Par contraste avec la précaution, la préparation ne prescrit pas d’éviter l’événement menaçant, mais suppose plutôt que l’occurrence de l’événement n’est pas évitable et génère un savoir sur ses conséquences potentielles par des pratiques imaginatives comme la simulation et le scénario.

Lakoff 2017 : 19

Comme Lakoff décrit les formes de rationalité permettant de planifier l’avenir, notamment pour les experts en santé publique chargés de stocker et distribuer les vaccins et les médicaments contre la grippe, il est moins attentif aux relations entre les vivants que ces formes de rationalité transforment. Je reprends donc son hypothèse contrastant prévention et préparation, en considérant préemption et précaution comme des formes intermédiaires ou hybrides, mais je l’appuie sur une ethnographie des relations entre humains et non-humains en partant, non de l’écriture de scénarios, mais de l’usage des sentinelles. Il me semble en effet qu’alors que la vaccination repose sur des logiques pastorales – l’État adaptant la protection de sa population à la connaissance des risques face à une menace infectieuse – les sentinelles reposent davantage sur une logique cynégétique, puisque la surveillance conduit à prendre sur les menaces infectieuses le point de vue des pathogènes lorsqu’ils franchissent les barrières d’espèce. C’est un des sens de l’expression « chasseurs de microbes », forgée par Paul de Kruif en 1926 pour désigner les grands fondateurs de la bactériologie, et reprise depuis une trentaine d’années pour décrire la recherche des virus émergents dans des zones supposées sauvages (Moulin 2012 ; Wolfe 2012). Pour le dire dans le langage de Philippe Descola (2005), alors que la prévention repose sur une ontologie analogiste, en recourant notamment au sacrifice pour stabiliser les êtres en période de crise, la préparation repose sur une ontologie animiste, puisqu’elle permet au virologue de s’imaginer à la place du pathogène.

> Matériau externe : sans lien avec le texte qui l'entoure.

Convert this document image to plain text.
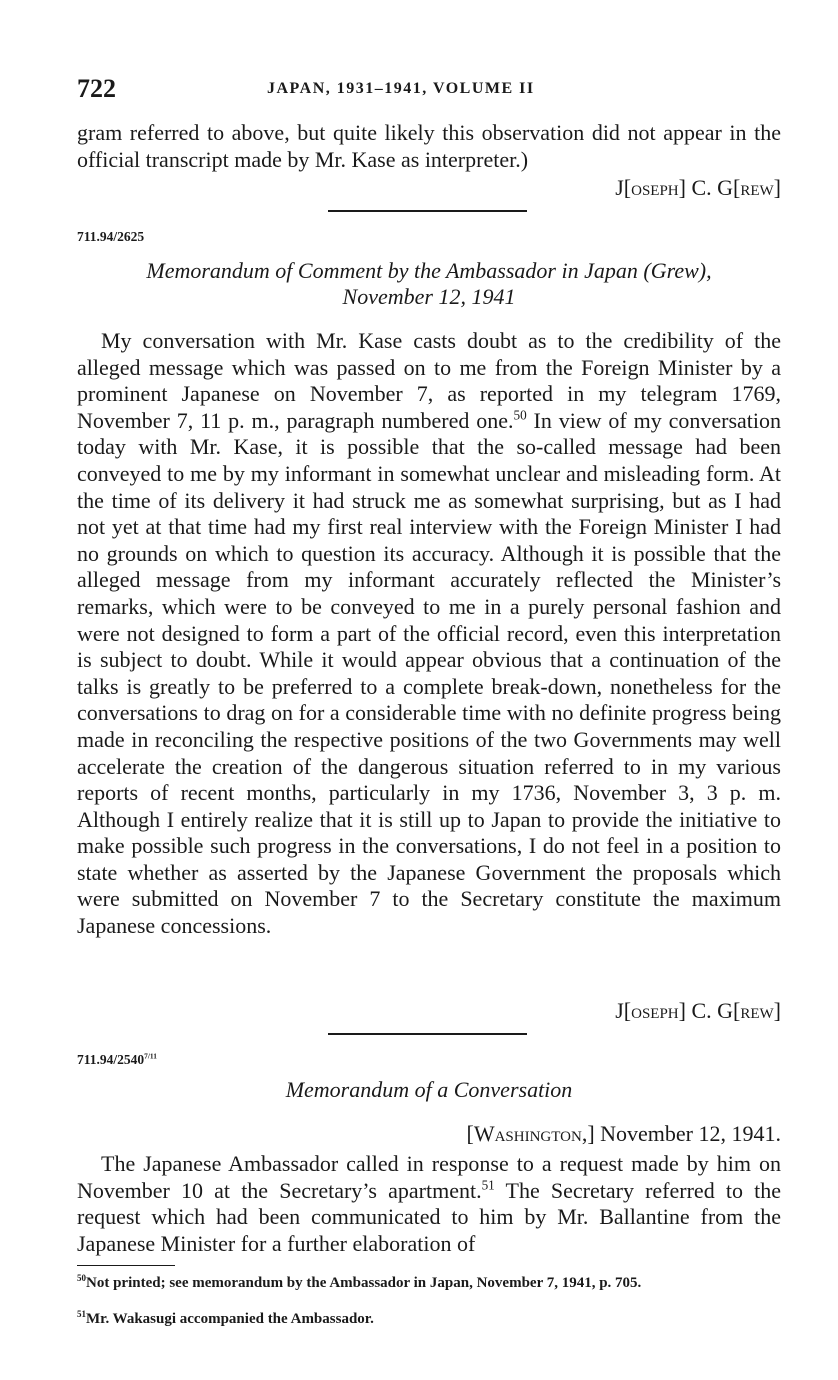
722	JAPAN, 1931–1941, VOLUME II

gram referred to above, but quite likely this observation did not appear in the official transcript made by Mr. Kase as interpreter.)

J[oseph] C. G[rew]
711.94/2625
Memorandum of Comment by the Ambassador in Japan (Grew),
November 12, 1941

My conversation with Mr. Kase casts doubt as to the credibility of the alleged message which was passed on to me from the Foreign Minister by a prominent Japanese on November 7, as reported in my telegram 1769, November 7, 11 p. m., paragraph numbered one.$^{50}$ In view of my conversation today with Mr. Kase, it is possible that the so-called message had been conveyed to me by my informant in somewhat unclear and misleading form. At the time of its delivery it had struck me as somewhat surprising, but as I had not yet at that time had my first real interview with the Foreign Minister I had no grounds on which to question its accuracy. Although it is possible that the alleged message from my informant accurately reflected the Minister’s remarks, which were to be conveyed to me in a purely personal fashion and were not designed to form a part of the official record, even this interpretation is subject to doubt. While it would appear obvious that a continuation of the talks is greatly to be preferred to a complete break-down, nonetheless for the conversations to drag on for a considerable time with no definite progress being made in reconciling the respective positions of the two Governments may well accelerate the creation of the dangerous situation referred to in my various reports of recent months, particularly in my 1736, November 3, 3 p. m. Although I entirely realize that it is still up to Japan to provide the initiative to make possible such progress in the conversations, I do not feel in a position to state whether as asserted by the Japanese Government the proposals which were submitted on November 7 to the Secretary constitute the maximum Japanese concessions.

J[oseph] C. G[rew]
$711.94/2540^{7/11}$
Memorandum of a Conversation
[Washington,] November 12, 1941.

The Japanese Ambassador called in response to a request made by him on November 10 at the Secretary’s apartment.$^{51}$ The Secretary referred to the request which had been communicated to him by Mr. Ballantine from the Japanese Minister for a further elaboration of

$^{50}$Not printed; see memorandum by the Ambassador in Japan, November 7, 1941, p. 705.
$^{51}$Mr. Wakasugi accompanied the Ambassador.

Les sentinelles, au lieu d’exclure les non-humains du collectif comme le fait l’abattage préventif, les incluent dans l’imagination d’une coexistence modulée entre pathogènes et hôtes. Ainsi les oiseaux conçus comme porteurs de signes d’extinction d’espèce – la leur ou la nôtre – ne sont plus perçus comme menaçants mais comme renvoyant à des catastrophes environnementales sur des temporalités variables, de la pandémie au réchauffement climatique en passant par les perturbateurs endocriniens (Keck et Lakoff 2013). On pourrait alors expliquer la force illocutoire des énoncés sur la grippe pandémique, non par le fait qu’ils invoquent une menace future pour la conjurer, sur le mode du mythe ou de la prophétie, mais plutôt par le fait qu’ils réintroduisent dans les sociétés pastorales l’imagination morale des sociétés de chasseurs, ce qui est un des effets de la divination.